Here?!” Tagen groped for the bed, scrubbed a corner of the thin blanket over his face, and peered at her through stinging tears. Gods, if this was what it did to his eyes, what in hell was it doing to his hair? “When?”

“Last night.” Daria scooped up his clothing and held them out, her eyes snapping as her anger reasserted itself. “They were here last night, they checked out just two hours ago. If that pervert at the desk hadn’t been such a son of a bitch, we’d have had them! God damn it!”

Tagen pulled his breeches on, left them half-fastened, and ran to rinse his hair and badly-abraded eyes. Here. Last night. In the next room, for all that he knew. This mission! The hands of the gods had been against him from the very start! What could E’Var have possibly done to earn his good luck?

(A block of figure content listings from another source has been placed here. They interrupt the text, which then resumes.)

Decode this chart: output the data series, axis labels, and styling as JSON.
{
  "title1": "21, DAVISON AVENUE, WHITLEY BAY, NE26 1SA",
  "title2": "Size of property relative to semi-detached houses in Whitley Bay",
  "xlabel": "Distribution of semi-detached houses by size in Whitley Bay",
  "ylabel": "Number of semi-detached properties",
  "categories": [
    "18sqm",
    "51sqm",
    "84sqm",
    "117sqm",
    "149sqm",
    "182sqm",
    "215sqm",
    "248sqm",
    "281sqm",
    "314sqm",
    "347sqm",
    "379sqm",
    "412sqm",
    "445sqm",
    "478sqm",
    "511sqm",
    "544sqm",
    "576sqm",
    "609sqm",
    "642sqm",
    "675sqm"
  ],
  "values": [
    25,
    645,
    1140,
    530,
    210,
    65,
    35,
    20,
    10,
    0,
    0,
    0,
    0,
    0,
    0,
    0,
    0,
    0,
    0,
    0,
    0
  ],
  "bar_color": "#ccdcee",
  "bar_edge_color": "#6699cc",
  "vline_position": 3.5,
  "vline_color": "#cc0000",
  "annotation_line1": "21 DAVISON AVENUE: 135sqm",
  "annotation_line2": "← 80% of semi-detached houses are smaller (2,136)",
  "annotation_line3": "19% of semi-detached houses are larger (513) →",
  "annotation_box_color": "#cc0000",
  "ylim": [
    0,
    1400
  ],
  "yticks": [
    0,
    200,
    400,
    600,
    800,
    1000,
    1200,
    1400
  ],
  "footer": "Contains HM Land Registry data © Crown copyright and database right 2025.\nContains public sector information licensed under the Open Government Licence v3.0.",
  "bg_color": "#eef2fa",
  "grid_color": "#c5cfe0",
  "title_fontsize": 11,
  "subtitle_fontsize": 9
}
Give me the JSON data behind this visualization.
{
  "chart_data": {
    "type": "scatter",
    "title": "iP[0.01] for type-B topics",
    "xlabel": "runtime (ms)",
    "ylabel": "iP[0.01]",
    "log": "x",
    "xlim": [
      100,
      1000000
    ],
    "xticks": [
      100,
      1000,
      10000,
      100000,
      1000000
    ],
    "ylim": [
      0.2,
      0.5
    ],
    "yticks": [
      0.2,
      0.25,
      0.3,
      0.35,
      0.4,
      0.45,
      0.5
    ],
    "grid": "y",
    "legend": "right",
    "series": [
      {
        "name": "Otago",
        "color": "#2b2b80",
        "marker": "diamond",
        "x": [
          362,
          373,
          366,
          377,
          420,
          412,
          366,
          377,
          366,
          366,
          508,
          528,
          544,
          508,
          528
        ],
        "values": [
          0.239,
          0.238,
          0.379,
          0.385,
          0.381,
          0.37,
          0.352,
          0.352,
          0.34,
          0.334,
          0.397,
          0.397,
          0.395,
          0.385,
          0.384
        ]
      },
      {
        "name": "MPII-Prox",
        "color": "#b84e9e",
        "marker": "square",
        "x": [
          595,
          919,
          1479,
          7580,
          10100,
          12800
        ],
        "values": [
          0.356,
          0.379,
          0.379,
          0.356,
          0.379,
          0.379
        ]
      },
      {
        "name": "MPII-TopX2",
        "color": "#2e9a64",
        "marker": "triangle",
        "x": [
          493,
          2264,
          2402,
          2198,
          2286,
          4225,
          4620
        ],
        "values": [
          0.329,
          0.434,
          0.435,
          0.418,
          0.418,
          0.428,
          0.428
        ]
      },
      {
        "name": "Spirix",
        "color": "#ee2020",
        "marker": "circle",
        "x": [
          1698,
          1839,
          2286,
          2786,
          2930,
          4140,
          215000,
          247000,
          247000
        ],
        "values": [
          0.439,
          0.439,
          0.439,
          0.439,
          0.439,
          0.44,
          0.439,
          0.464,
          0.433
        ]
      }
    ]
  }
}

“I should have made him tell me,” Daria was saying when he came back into the room for the rest of his uniform.

“How?” he asked. “From what I saw through the window, you could hardly have bested him in battle.”

“He only clammed up at all because I told him to get his eyes off my boobs before I slapped him,” she said darkly. “Hell, he’d have probably given me the key to their room and a box of doughnuts if I’d shown them off like he asked.”

Tagen paused in the act of fastening his gunbelt. “He…did what?”

She gave her head a short, hard shake, still with that expression of chagrined anger. “Never mind, it doesn’t matter! God, I’m such an idiot!”